I'll be 23 in a few weeks, which amazes me, but I have had an amazing life. I've traveled all over the country, met some amazing and interesting people, had some of the best friends anyone could ever ask for, gone through ups and downs, been let down by just about everyone I've ever trusted, but I'm still happy to have the people I do in my life, and to have gotten to do the things I have. I have no idea who I'll be in a year, a decade, another quarter-life, but I do know that I've been incredibly blessed, and that no matter what I'm going to have a positive attitude and be happy with the person I am. Because I always have been, and always will be, true to myself. And at the end of the day, that's really the only thing you can control.

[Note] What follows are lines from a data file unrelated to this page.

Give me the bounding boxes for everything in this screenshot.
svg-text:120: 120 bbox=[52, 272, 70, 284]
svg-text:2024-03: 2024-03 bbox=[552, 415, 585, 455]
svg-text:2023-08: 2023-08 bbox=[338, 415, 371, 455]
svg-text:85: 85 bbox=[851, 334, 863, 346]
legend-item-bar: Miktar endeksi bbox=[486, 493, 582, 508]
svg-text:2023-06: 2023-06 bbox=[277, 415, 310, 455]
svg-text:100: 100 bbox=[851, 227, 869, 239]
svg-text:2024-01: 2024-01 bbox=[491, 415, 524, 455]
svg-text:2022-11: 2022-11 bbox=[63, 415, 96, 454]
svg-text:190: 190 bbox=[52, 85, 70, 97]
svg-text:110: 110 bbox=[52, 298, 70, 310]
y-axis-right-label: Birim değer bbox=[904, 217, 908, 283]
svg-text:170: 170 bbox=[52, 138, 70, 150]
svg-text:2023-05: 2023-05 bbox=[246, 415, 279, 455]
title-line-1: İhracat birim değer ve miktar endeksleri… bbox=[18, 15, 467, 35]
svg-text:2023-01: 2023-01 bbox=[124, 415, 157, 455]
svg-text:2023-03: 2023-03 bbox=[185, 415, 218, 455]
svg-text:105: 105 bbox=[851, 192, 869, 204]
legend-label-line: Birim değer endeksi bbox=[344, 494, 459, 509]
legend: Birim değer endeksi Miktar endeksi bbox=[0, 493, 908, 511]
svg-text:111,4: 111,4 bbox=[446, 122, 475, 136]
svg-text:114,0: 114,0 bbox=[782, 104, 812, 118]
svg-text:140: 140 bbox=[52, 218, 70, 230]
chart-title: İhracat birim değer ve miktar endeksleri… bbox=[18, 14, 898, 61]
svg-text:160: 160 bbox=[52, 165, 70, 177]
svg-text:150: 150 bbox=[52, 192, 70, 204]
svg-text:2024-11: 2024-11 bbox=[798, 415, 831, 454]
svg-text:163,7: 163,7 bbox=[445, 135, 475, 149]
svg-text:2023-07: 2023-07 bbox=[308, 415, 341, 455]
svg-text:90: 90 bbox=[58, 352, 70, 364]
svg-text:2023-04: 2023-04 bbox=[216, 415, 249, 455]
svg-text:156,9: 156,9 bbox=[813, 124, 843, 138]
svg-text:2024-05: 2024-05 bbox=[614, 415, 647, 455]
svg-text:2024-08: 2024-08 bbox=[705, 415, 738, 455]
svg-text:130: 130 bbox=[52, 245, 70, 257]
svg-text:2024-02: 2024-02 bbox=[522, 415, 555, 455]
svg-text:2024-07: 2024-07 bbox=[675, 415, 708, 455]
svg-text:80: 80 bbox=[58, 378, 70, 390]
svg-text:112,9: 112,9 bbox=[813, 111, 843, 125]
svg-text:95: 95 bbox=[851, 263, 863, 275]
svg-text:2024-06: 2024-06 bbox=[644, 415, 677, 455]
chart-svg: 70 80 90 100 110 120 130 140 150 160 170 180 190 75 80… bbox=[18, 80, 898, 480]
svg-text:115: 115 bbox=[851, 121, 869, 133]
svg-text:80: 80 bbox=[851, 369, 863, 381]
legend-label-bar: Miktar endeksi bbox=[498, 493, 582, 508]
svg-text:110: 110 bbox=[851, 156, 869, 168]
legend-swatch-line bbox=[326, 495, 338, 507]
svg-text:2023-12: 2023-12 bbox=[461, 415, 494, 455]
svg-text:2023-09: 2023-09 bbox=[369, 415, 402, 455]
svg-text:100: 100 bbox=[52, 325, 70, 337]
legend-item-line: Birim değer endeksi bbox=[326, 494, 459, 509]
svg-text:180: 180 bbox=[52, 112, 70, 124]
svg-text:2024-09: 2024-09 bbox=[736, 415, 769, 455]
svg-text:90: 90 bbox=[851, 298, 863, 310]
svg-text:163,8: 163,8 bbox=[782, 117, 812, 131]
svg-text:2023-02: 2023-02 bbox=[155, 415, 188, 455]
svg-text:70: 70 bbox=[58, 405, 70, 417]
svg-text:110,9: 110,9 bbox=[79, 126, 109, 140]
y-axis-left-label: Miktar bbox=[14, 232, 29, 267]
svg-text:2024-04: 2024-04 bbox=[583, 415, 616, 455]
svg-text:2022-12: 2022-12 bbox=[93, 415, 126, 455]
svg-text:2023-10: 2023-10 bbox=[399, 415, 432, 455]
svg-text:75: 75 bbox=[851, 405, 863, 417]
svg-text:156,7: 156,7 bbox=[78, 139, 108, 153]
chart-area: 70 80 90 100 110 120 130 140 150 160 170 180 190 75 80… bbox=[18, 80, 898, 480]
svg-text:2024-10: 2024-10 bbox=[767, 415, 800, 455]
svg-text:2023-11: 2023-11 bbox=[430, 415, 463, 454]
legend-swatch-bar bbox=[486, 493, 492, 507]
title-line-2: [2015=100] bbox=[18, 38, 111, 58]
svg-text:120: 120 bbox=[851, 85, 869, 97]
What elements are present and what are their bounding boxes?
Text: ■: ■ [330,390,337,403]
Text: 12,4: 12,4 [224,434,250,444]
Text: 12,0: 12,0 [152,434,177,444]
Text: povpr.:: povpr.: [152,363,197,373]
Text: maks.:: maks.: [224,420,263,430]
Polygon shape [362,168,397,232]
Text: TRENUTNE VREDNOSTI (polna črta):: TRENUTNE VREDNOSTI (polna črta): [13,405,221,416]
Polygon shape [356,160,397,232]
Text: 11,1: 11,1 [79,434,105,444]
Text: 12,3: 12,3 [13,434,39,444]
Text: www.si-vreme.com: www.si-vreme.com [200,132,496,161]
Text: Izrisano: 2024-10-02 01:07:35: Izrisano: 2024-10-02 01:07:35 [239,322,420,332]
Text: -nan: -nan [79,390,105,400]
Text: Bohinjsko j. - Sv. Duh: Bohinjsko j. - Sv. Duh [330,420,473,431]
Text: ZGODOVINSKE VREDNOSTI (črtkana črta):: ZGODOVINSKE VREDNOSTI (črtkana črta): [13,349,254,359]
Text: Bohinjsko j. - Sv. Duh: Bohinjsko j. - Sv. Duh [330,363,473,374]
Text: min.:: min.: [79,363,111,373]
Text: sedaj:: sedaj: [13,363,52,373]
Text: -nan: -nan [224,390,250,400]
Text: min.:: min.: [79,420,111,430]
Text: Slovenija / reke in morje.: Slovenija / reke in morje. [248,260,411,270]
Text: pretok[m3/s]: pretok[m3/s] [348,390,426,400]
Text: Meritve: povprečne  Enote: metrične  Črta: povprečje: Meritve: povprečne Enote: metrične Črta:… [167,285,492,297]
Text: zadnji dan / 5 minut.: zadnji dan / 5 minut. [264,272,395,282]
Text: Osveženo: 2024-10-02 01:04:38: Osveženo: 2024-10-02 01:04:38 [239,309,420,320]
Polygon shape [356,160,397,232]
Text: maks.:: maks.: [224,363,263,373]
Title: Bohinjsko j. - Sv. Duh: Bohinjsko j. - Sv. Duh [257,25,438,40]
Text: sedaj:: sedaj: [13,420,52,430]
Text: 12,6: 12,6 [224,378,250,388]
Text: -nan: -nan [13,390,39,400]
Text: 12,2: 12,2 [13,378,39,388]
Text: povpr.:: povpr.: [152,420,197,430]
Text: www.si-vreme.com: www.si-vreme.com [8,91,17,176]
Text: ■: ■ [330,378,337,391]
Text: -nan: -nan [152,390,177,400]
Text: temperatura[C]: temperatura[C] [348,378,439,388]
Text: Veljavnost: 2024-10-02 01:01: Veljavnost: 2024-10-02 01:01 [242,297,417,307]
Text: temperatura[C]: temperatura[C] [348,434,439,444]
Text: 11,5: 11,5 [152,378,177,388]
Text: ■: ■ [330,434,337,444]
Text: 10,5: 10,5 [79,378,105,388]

Saturday, February 6, 2010

New Beginnings

Just over a week ago, and for the past 22 years, I was a resident of the Tyler, Texas area. I had a very good life there, amazing friends, a routine, I was comfortable. I knew where everything was, what I could expect everywhere I went, what my day to day would consist of. I now, since last Saturday, live in Austin, Texas. The first time I've not only not lived in or around Tyler, but the first time I've lived completely on my own and by myself. It's an interesting transition to go through. Everyday since I've been here I've done things completely foreign to me. I explore new places everytime I get in the car. I've given change to homeless people, had my first house guests, even had my car towed. This is the most exciting new time in my life. I will always be thankful for the people and memories I left behind in Tyler, and I will never forget them. But I am so thankful to be where I am, living out my dream of moving to a place where it doesn't matter how much your parents make, or what church you go to, or what you do or don't believe in general about religion, politics, life. It makes me realize that there are so many amazing people in Tyler who aren't living to their fullest potential being stuck in a close-minded place that doesn't allow them to grow and experiment and test their own ideals and ideas on what all there is out there to see and do and experience and enjoy. And no, I'm not saying that everyone from Tyler is close-minded, because I know so many people there who aren't (like me), I'm just speaking in generalities about what most people from that area already know and most likely agree with me on, that it's not always an easy place to be when you don't naturally conform to the so-called "norm" and/or majority. So my advice to anyone who cares to hear it is don't be afraid to take risks, sometimes it's not about where you land in the end but the journey you took to get there. I have no idea what I'll be doing in 6 months, 6 days, 6 hours, but I know that I'm making the best of it with what I have. Life is too short to be anything but happy. Don't be afraid to be yourself, who you really want to be, not what you think people want you to be. Anyways, thats enough of me projecting my own thoughts onto other people. Take them for what you want. Just know that this thing we have called life is a gift and an amazing one at that, so don't waste it.